The environmental justice (EJ) movement has grown exponentially in the last several years. With efforts to create more equitable processes, projects, and programs, it’s no surprise that both the public and private sector are being more conscious of the intersection of projects and the demographics of the residents impacted. What once was primarily an element of an individual project, EJ is now evolving into a state and federal regulated standard.
New Laws Aimed To Support The Cause
According to Bloomberg Law, since 2021 more than 20 states have enacted or are preparing to enact legislation that includes environmental justice efforts. In New Jersey, companies that want to start construction projects must include an EJ analysis in permit applications. In California, state laws require that disadvantaged communities receive baseline financial benefits from the state’s greenhouse gas cap-and-trade program.
On a federal level, the Justice40 Initiative came into effect within days of President Biden taking office. As a national commitment to environmental justice, the Administration is transforming 40 percent of the overall federal investments flow to underserved communities. The initiative focuses on projects that combat climate change and focus on clean energy, urban forestry, energy efficiency, wastewater, and clean water infrastructure development for underserved communities.

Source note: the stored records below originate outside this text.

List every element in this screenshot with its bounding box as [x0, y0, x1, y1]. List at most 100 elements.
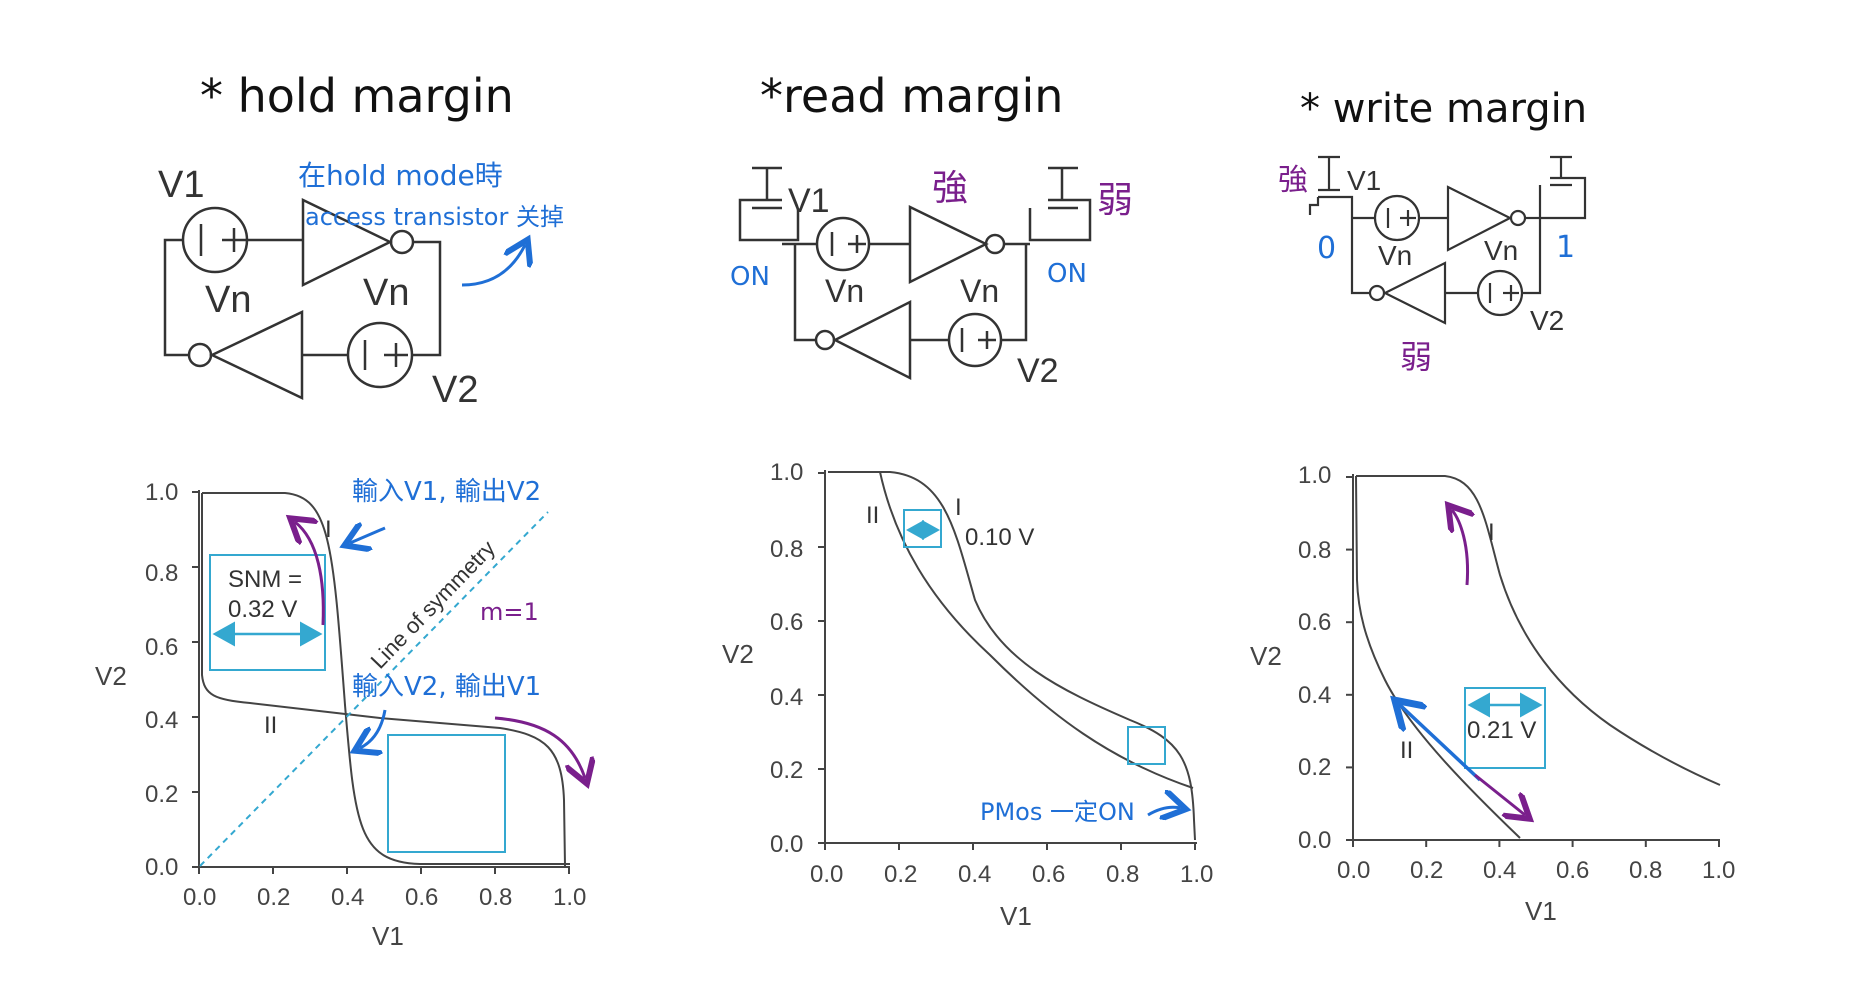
write-ytick: 0.0	[1298, 827, 1331, 854]
hold-label-vn-left: Vn	[205, 279, 251, 321]
read-xtick: 0.8	[1106, 861, 1139, 888]
hold-note-input-v1: 輸入V1, 輸出V2	[352, 477, 541, 507]
write-chart: 0.0 0.2 0.4 0.6 0.8 1.0 0.0 0.2 0.4 0.6 …	[1250, 462, 1735, 926]
hold-note-line2: access transistor 关掉	[305, 203, 564, 231]
write-inverter-bottom	[1382, 261, 1447, 325]
read-ytick: 0.4	[770, 684, 803, 711]
hold-note-arrow-v2	[360, 709, 387, 748]
read-curve-II	[879, 471, 1194, 789]
hold-note-arrow	[461, 245, 525, 287]
hold-xtick: 0.6	[405, 884, 438, 911]
title-read: *read margin	[760, 69, 1063, 123]
read-xtick: 0.2	[884, 861, 917, 888]
hold-curve-label-II: II	[264, 712, 277, 739]
write-ylabel: V2	[1250, 641, 1282, 671]
read-ytick: 0.6	[770, 609, 803, 636]
write-label-v1: V1	[1347, 165, 1381, 196]
panel-hold: * hold margin V1 Vn Vn V2 在hold mode	[95, 69, 586, 951]
write-label-vn-left: Vn	[1378, 240, 1412, 271]
read-curve-label-I: I	[955, 494, 962, 521]
read-label-vn-right: Vn	[960, 273, 999, 309]
hold-ytick: 0.4	[145, 707, 178, 734]
read-tick-labels: 0.0 0.2 0.4 0.6 0.8 1.0 0.0 0.2 0.4 0.6 …	[770, 459, 1213, 888]
write-blue-arrow	[1400, 705, 1482, 782]
read-xtick: 0.4	[958, 861, 991, 888]
read-inverter-top	[908, 205, 989, 285]
hold-tick-labels: 0.0 0.2 0.4 0.6 0.8 1.0 0.0 0.2 0.4 0.6 …	[145, 479, 586, 911]
write-purple-arrow	[1474, 773, 1525, 815]
read-margin-box-lower	[1127, 726, 1166, 765]
read-xlabel: V1	[1000, 901, 1032, 931]
hold-xtick: 0.4	[331, 884, 364, 911]
write-xtick: 0.4	[1483, 857, 1516, 884]
hold-snm-box-upper	[209, 554, 326, 671]
write-weak: 弱	[1400, 338, 1432, 376]
hold-xlabel: V1	[372, 921, 404, 951]
write-ytick: 1.0	[1298, 462, 1331, 489]
hold-xtick: 1.0	[553, 884, 586, 911]
write-tick-marks	[1346, 476, 1720, 847]
read-ytick: 0.2	[770, 757, 803, 784]
read-note-arrow	[1147, 807, 1180, 815]
write-ytick: 0.6	[1298, 609, 1331, 636]
write-ytick: 0.8	[1298, 537, 1331, 564]
hold-snm-line1: SNM =	[228, 566, 302, 593]
hold-label-vn-right: Vn	[363, 272, 409, 314]
hold-symmetry-line	[199, 511, 549, 867]
hold-ytick: 0.6	[145, 634, 178, 661]
hold-note-arrow-v1	[350, 528, 386, 543]
read-ylabel: V2	[722, 639, 754, 669]
write-xtick: 0.6	[1556, 857, 1589, 884]
write-label-v2: V2	[1530, 305, 1564, 336]
panel-read: *read margin	[722, 69, 1213, 931]
write-ytick: 0.2	[1298, 754, 1331, 781]
read-label-v2: V2	[1017, 352, 1059, 390]
read-curve-label-II: II	[866, 502, 879, 529]
read-label-v1: V1	[788, 182, 830, 220]
read-weak: 弱	[1097, 180, 1133, 221]
read-xtick: 0.6	[1032, 861, 1065, 888]
write-curve-label-I: I	[1488, 519, 1495, 546]
hold-ytick: 0.2	[145, 781, 178, 808]
hold-note-line1: 在hold mode時	[298, 159, 503, 192]
hold-note-m: m=1	[480, 598, 539, 626]
write-xtick: 1.0	[1702, 857, 1735, 884]
read-ytick: 0.0	[770, 831, 803, 858]
read-on-right: ON	[1047, 259, 1087, 289]
read-tick-marks	[818, 472, 1196, 850]
hold-curve-I	[202, 492, 570, 865]
hold-note-input-v2: 輸入V2, 輸出V1	[352, 672, 541, 702]
hold-ytick: 0.0	[145, 854, 178, 881]
write-tick-labels: 0.0 0.2 0.4 0.6 0.8 1.0 0.0 0.2 0.4 0.6 …	[1298, 462, 1735, 884]
read-circuit	[738, 166, 1092, 381]
hold-ytick: 0.8	[145, 560, 178, 587]
write-zero: 0	[1317, 231, 1336, 266]
write-xtick: 0.0	[1337, 857, 1370, 884]
read-xtick: 1.0	[1180, 861, 1213, 888]
hold-inverter-top	[301, 198, 393, 288]
read-on-left: ON	[730, 262, 770, 292]
read-curve-I	[828, 471, 1196, 841]
write-xtick: 0.2	[1410, 857, 1443, 884]
write-curve-II	[1355, 475, 1521, 839]
write-one: 1	[1556, 230, 1575, 265]
write-circuit	[1308, 155, 1587, 325]
title-hold: * hold margin	[200, 69, 514, 123]
title-write: * write margin	[1300, 86, 1587, 132]
write-xlabel: V1	[1525, 896, 1557, 926]
hold-tick-marks	[192, 491, 570, 874]
write-curve-label-II: II	[1400, 737, 1413, 764]
hold-xtick: 0.0	[183, 884, 216, 911]
hold-snm-line2: 0.32 V	[228, 596, 297, 623]
read-note-pmos: PMos 一定ON	[980, 798, 1135, 826]
write-curve-I	[1356, 475, 1721, 786]
hold-snm-box-lower	[387, 734, 506, 853]
write-ytick: 0.4	[1298, 682, 1331, 709]
hold-label-v2: V2	[432, 369, 478, 411]
hold-purple-arc-II	[494, 716, 585, 778]
write-label-vn-right: Vn	[1484, 235, 1518, 266]
read-inverter-bottom	[832, 299, 912, 381]
read-margin-box-upper	[903, 509, 942, 548]
write-margin-label: 0.21 V	[1467, 717, 1536, 744]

Executive Order 14008, Tackling the Climate Crisis Home and Abroad, forms several new committees and new tools to make the EJ movement more accessible to the private and public sectors. The White House Environmental Justice Interagency Council is comprised of a key federal agencies that seek to advance the EJ movement, while the White House Environmental Justice Advisory Council is composed of leaders and experts in the EJ movement that will advise the Interagency Council on ways to increase the federal government’s EJ efforts.

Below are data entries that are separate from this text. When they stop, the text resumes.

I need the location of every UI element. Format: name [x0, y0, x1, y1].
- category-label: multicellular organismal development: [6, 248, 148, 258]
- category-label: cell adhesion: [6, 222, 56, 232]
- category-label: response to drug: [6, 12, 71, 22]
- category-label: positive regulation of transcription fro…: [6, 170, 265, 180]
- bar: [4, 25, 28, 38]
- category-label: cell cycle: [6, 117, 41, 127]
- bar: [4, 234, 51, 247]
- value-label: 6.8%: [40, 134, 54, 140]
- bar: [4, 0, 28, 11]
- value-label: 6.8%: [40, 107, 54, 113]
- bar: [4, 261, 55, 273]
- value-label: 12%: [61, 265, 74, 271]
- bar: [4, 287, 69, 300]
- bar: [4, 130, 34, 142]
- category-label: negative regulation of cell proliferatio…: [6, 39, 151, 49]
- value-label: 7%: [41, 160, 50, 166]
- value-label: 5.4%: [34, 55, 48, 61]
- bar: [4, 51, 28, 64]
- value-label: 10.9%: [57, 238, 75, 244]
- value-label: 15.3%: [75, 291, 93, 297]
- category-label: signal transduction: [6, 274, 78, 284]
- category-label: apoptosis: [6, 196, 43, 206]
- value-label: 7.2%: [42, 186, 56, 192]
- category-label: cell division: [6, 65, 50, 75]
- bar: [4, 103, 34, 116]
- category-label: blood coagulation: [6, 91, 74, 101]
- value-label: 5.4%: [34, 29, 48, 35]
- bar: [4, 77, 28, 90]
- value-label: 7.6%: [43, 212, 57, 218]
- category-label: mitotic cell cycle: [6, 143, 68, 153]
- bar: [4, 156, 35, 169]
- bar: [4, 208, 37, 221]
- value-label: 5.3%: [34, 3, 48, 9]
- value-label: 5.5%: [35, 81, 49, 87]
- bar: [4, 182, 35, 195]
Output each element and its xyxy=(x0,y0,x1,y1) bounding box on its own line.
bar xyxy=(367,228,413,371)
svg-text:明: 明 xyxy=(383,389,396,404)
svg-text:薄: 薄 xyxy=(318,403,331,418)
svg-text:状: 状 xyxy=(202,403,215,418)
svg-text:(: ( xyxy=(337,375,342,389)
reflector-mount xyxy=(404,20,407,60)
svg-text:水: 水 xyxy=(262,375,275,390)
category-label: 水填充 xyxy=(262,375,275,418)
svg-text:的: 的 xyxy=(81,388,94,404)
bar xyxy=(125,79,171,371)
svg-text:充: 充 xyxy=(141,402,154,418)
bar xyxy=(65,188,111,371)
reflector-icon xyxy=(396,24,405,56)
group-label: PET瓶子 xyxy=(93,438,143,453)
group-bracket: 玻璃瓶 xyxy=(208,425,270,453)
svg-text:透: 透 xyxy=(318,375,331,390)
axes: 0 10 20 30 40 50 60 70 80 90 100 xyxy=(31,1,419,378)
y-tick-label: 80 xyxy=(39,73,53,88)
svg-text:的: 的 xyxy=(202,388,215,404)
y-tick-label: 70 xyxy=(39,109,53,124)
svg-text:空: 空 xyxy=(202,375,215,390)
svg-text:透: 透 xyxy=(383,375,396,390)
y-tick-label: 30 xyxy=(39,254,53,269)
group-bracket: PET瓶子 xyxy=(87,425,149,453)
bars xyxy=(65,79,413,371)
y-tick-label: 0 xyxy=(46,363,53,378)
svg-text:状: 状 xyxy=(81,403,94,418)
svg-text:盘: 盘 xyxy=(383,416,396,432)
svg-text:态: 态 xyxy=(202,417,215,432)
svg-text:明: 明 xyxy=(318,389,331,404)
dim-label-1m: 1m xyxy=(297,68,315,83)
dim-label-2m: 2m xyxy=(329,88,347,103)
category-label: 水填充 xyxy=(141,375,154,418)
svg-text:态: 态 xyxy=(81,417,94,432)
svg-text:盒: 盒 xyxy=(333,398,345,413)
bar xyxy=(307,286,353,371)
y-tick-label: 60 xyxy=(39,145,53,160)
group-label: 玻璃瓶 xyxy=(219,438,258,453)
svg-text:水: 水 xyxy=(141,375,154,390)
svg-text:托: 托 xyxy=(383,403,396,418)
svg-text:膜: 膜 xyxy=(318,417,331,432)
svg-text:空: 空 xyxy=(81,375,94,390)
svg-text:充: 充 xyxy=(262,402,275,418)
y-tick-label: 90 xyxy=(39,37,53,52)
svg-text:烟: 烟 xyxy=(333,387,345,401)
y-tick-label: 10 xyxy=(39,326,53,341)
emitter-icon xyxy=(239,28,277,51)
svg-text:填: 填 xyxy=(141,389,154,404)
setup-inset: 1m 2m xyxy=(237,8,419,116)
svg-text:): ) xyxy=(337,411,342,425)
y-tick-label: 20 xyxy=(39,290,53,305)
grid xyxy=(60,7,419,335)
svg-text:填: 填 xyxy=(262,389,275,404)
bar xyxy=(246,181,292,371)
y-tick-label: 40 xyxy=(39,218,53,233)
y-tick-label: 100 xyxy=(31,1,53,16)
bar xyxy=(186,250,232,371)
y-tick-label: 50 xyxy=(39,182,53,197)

Funding For Environmental Justice
In 2021, the Bipartisan Infrastructure Investment and Jobs Act authorized $100 million a year for five years under the Healthy Streets program. The Healthy Streets program encourages urban forestry projects aimed at tackling climate change and environmental justice through roadways built using green infrastructure elements, such as tree plantings. With the Inflation Reduction Act of 2022, the U.S. Forest Service’s Urban and Community Forestry Program received $1.5 billion in funding to support neighborhoods that are taking on the brunt of climate change.

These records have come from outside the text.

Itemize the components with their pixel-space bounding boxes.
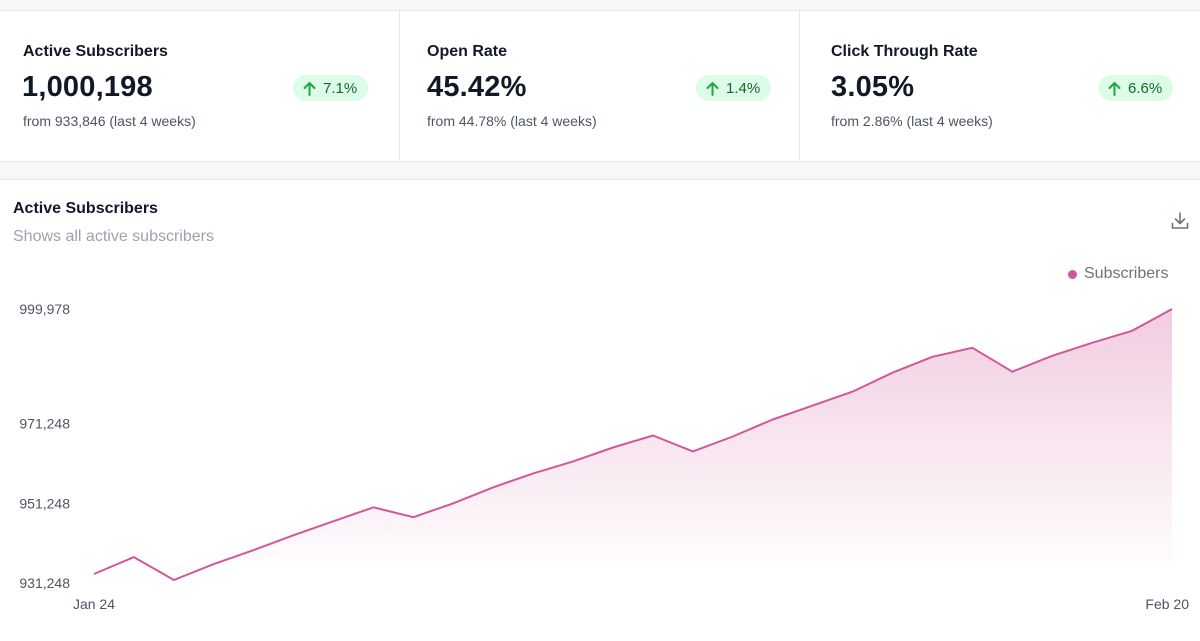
data-point	[131, 554, 137, 560]
data-point	[810, 403, 816, 409]
chart-title: Active Subscribers	[13, 200, 158, 217]
arrow-up-icon	[1108, 81, 1121, 96]
x-tick-label: Jan 24	[73, 596, 115, 612]
chart-legend: Subscribers	[1068, 265, 1168, 283]
y-tick-label: 999,978	[19, 301, 70, 317]
x-tick-label: Feb 20	[1145, 596, 1189, 612]
data-point	[690, 448, 696, 454]
stat-value: 45.42%	[427, 71, 527, 103]
data-point	[331, 518, 337, 524]
download-button[interactable]	[1169, 210, 1191, 232]
data-point	[291, 532, 297, 538]
stat-card-click-through-rate: Click Through Rate 3.05% 6.6% from 2.86%…	[800, 11, 1200, 161]
data-point	[1089, 340, 1095, 346]
change-badge: 7.1%	[293, 75, 369, 101]
data-point	[490, 484, 496, 490]
legend-swatch	[1068, 269, 1077, 279]
stats-row: Active Subscribers 1,000,198 7.1% from 9…	[0, 11, 1200, 162]
data-point	[171, 577, 177, 583]
data-point	[570, 458, 576, 464]
stat-label: Click Through Rate	[831, 43, 978, 60]
legend-label: Subscribers	[1084, 265, 1169, 282]
data-point	[91, 571, 97, 577]
data-point	[1129, 328, 1135, 334]
data-point	[969, 345, 975, 351]
change-value: 1.4%	[726, 79, 761, 97]
change-value: 6.6%	[1128, 79, 1163, 97]
chart-subtitle: Shows all active subscribers	[13, 228, 214, 245]
stat-value: 1,000,198	[22, 71, 153, 103]
change-value: 7.1%	[323, 79, 358, 97]
change-badge: 1.4%	[696, 75, 772, 101]
y-tick-label: 931,248	[19, 575, 70, 591]
stat-label: Open Rate	[427, 43, 508, 60]
data-point	[211, 561, 217, 567]
stat-label: Active Subscribers	[23, 43, 168, 60]
data-point	[770, 417, 776, 423]
data-point	[850, 389, 856, 395]
data-point	[410, 514, 416, 520]
stat-card-open-rate: Open Rate 45.42% 1.4% from 44.78% (last …	[400, 11, 800, 161]
data-point	[450, 500, 456, 506]
data-point	[1009, 369, 1015, 375]
y-tick-label: 971,248	[19, 416, 70, 432]
series-line-subscribers	[93, 308, 1173, 581]
series-area-subscribers	[94, 309, 1172, 580]
data-point	[371, 504, 377, 510]
data-point	[1049, 353, 1055, 359]
arrow-up-icon	[706, 81, 719, 96]
stat-comparison: from 933,846 (last 4 weeks)	[23, 113, 196, 129]
y-tick-label: 951,248	[19, 495, 70, 511]
data-point	[530, 470, 536, 476]
change-badge: 6.6%	[1098, 75, 1174, 101]
data-point	[929, 354, 935, 360]
data-point	[730, 434, 736, 440]
data-point	[650, 433, 656, 439]
stat-value: 3.05%	[831, 71, 915, 103]
stat-comparison: from 44.78% (last 4 weeks)	[427, 113, 597, 129]
data-point	[610, 445, 616, 451]
data-point	[251, 547, 257, 553]
download-icon	[1171, 212, 1189, 229]
data-point	[1169, 306, 1175, 312]
stat-comparison: from 2.86% (last 4 weeks)	[831, 113, 993, 129]
top-strip	[0, 0, 1200, 11]
stat-card-active-subscribers: Active Subscribers 1,000,198 7.1% from 9…	[0, 11, 400, 161]
data-point	[890, 370, 896, 376]
arrow-up-icon	[303, 81, 316, 96]
section-divider	[0, 162, 1200, 180]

CAL FIRE’s Forest Health Research program is awarding a total of $5.5 million to scientific research in 2023, including in environmental justice issues related to forest health and wildfire management. Through the Inflation Reduction Act, the U.S. Environmental Protection Agency (EPA) was granted $2.7 billion to tackle climate change through environmental justice efforts. The EPA also has a number of grant opportunities related to environmental justice efforts.
Mapping tools like the EJScreen from the EPA help with regulatory processes that require any environmental justice element. EJScreen overlaps demographic areas with environmental justice indexes such as air pollution and wastewater discharge. Some states have also developed their own similar mapping tools that are more closely aligned to their own indexes and demographics.
The environmental justice movement has shed light on an important aspect of community development. As it continues to gain momentum, Davey is proud to contribute expertise to projects that aim to offer equal access to environmental benefits, such as our work in Columbus, OH and Holyoke, MA.